The single criteria for this domain is to have evidence that the pharmacy has referred patients with asthma who:
• Have received six short acting bronchodilators within six months without receiving a corticosteroid, or;
• Children (5-15 years) receiving a pressurised MDI who have not received a spacer and don’t have a personalised action plan.
Evidence can be recorded in the pharmacy PMR but must be retrievable (i.e. you can search for the information). Alternatively it can be recorded in a portfolio of evidence for the quality scheme. Using a referral form to contact another healthcare professional would improve the quality of the referral and a copy of this form would provide suitable evidence.
The two criteria associated with this domain are:
• To update the Directory of Services (DoS) for opening hours for the pharmacy, including bank holidays. The window to complete this criteria was October 1 – November 31, 2019. If this has not been completed the pharmacy will not be able to claim for this domain
• Access the Summary Care Record since October 1.

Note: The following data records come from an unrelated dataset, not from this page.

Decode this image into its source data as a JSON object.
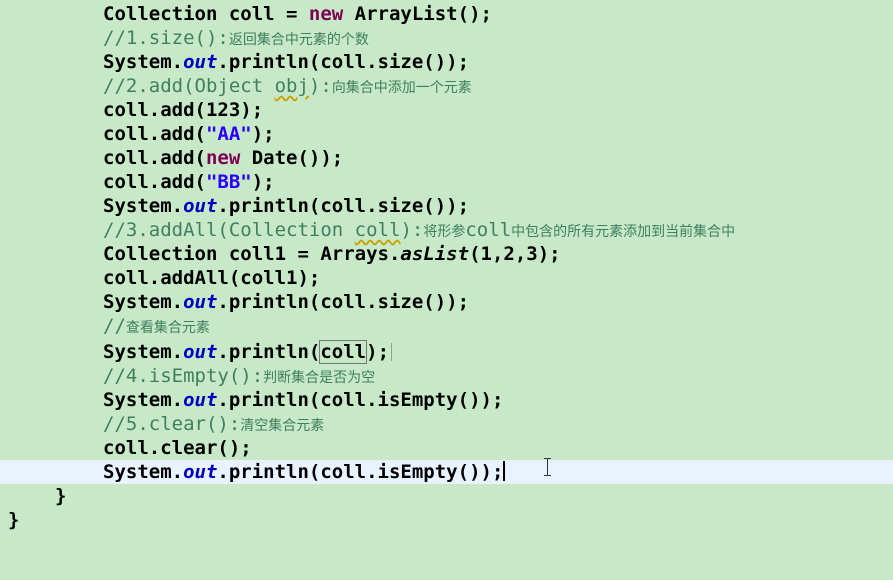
{
  "editor": {
    "lines": {
      "l1": {
        "a": "Collection coll = ",
        "kw": "new",
        "b": " ArrayList();"
      },
      "l2": {
        "code": "//1.size():",
        "zh": "返回集合中元素的个数"
      },
      "l3": {
        "a": "System.",
        "f": "out",
        "b": ".println(coll.size());"
      },
      "l4": {
        "code1": "//2.add(Object ",
        "sq": "obj",
        "code2": "):",
        "zh": "向集合中添加一个元素"
      },
      "l5": {
        "a": "coll.add(123);"
      },
      "l6": {
        "a": "coll.add(",
        "s": "\"AA\"",
        "b": ");"
      },
      "l7": {
        "a": "coll.add(",
        "kw": "new",
        "b": " Date());"
      },
      "l8": {
        "a": "coll.add(",
        "s": "\"BB\"",
        "b": ");"
      },
      "l9": {
        "a": "System.",
        "f": "out",
        "b": ".println(coll.size());"
      },
      "l10": {
        "code1": "//3.addAll(Collection ",
        "sq": "coll",
        "code2": "):",
        "zh1": "将形参",
        "code3": "coll",
        "zh2": "中包含的所有元素添加到当前集合中"
      },
      "l11": {
        "a": "Collection coll1 = Arrays.",
        "st": "asList",
        "b": "(1,2,3);"
      },
      "l12": {
        "a": "coll.addAll(coll1);"
      },
      "l13": {
        "a": "System.",
        "f": "out",
        "b": ".println(coll.size());"
      },
      "l14": {
        "code": "//",
        "zh": "查看集合元素"
      },
      "l15": {
        "a": "System.",
        "f": "out",
        "b": ".println(",
        "box": "coll",
        "c": ");"
      },
      "l16": {
        "code": "//4.isEmpty():",
        "zh": "判断集合是否为空"
      },
      "l17": {
        "a": "System.",
        "f": "out",
        "b": ".println(coll.isEmpty());"
      },
      "l18": {
        "code": "//5.clear():",
        "zh": "清空集合元素"
      },
      "l19": {
        "a": "coll.clear();"
      },
      "l20": {
        "a": "System.",
        "f": "out",
        "b": ".println(coll.isEmpty());"
      },
      "l21": {
        "a": "}"
      },
      "l22": {
        "a": "}"
      }
    }
  }
}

This domain includes five criteria, including:
• The pharmacy being a Healthy Living Pharmacy level 1.
• All patient-facing staff being Dementia Friends (Alzheimer’s Society)
• The pharmacy completing a specified dementia-friendly environment checklist and created an action plan to make demonstrable changes to the environment in line with the checklist.
• Checking that all patients with diabetes aged 12 years or over, who presented from October 1, 2019 to January 31, 2020, have had foot and eye checks in the last 12 months. The pharmacy must record the patient’s response on the PMR or appropriate form and referred patients as appropriate, with all relevant information documented accordingly.
• Sales by the pharmacy of sugar sweetened beverages (SSB) accounting for no more than 10 per cent by volume in litres of all beverages sold or declaring that this will be met by 31 March 2020.